Weave: New and Selected Poems showcases poems from Barker’s long career that includes selections from her seven previous full-length collections, as well as new work. The collection features a wide range of subjects and themes, notable among them the poet’s perspectives as an educator (especially in the very real-world concerns of the urban English classroom), surprises and wonders in her family’s past and present, and the hope, fear, and trenchant wit with which she sees the world around us.
“Entering the world of a poet of Barker’s sensitivity is to know immediately that this is the hand and voice of a poet who feels the spaces in which we live with our hope, our fear, and our love. This is perception beyond the eyes, located somewhere in the consciousness of a poet whose gift is that sense of living inside the impossible, for moments perceptible only to her. This is work of extraordinary care, poems crafted with concern for the line and the tempo of the language, and even more so for the fragility of beauty, the ways we care and do not care, wish and do not wish, for what each of us wants most of all in the time we are given. Weave does just as the denotative suggests, and more. It does the braiding necessary where hurt threatens care, where the poet is the healer, and where necessary, the caretaker in spaces grief refuses to abandon.”
—Afaa M. Weaver, author of Spirit Boxing and A Hard Summation
“Watching Wendy Barker’s poems unfold year after year is a lesson in how a poet grows toward the simplicity of the essential.
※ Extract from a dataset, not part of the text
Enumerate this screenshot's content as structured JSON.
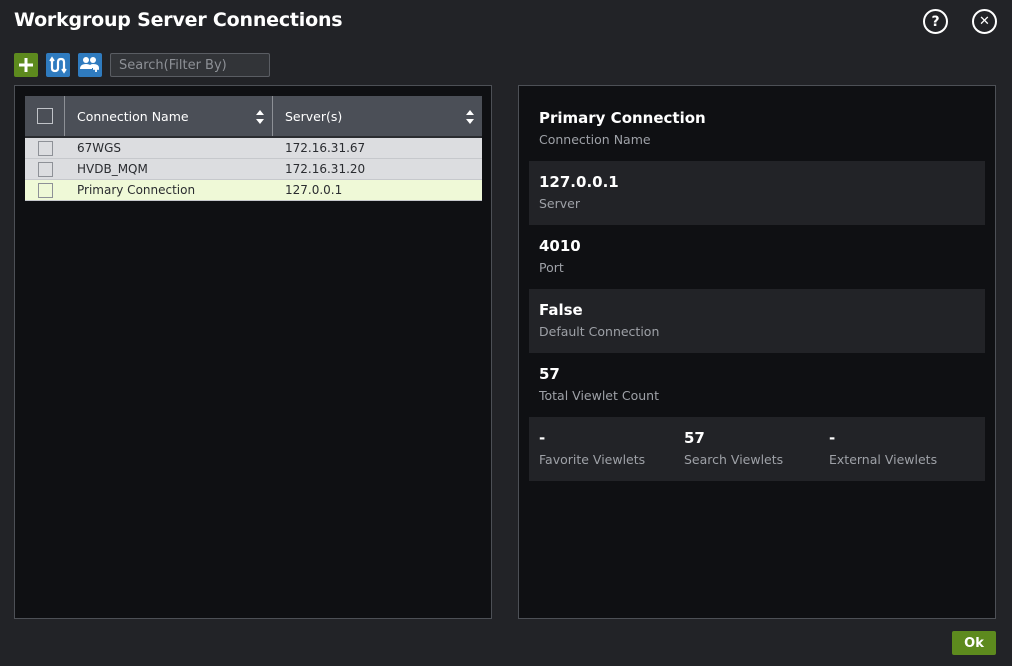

The poems, early and late, are the most lively conversations, full of poets, artists, students, trees, birds, and history, all of which seamlessly emerge out of the deepest pains and longings and joys of one everyday life. They make music out of folding laundry. And in the recent poems, Wendy has come to a form that visually weaves on the page a fabric of remarkable beauty. I love this book.”
—Fleda Brown, author of Mortality, with Friends
“These poems collect readily into a relaxed but constant liminality, all moments tilted toward joy but with an unnerving undercurrent of what it has taken to earn their modicum of happiness. Kinetic but not antic, these offerings are filled with wise voices—memoirs just read, poets brought to mind, chef ’s directions, voices that combine with the narrator’s to form an inescapable tenderness, even with the roar of a lion all around. Weave is both a noun and a verb—a potential that runs inside all things throughout these poems and whose potential is constantly opened up to us. Sometimes the result is absolute surprise—’visiting our / grandparents, they served us a chocolate cream pie that— / we found— / swarmed with black ants.’ Sometimes it isn’t surprise at all, not exactly, but an amazed wandering through this new world we’re all living in, a surefooted trek wondering if it’s all enough, if “the weave will hold.”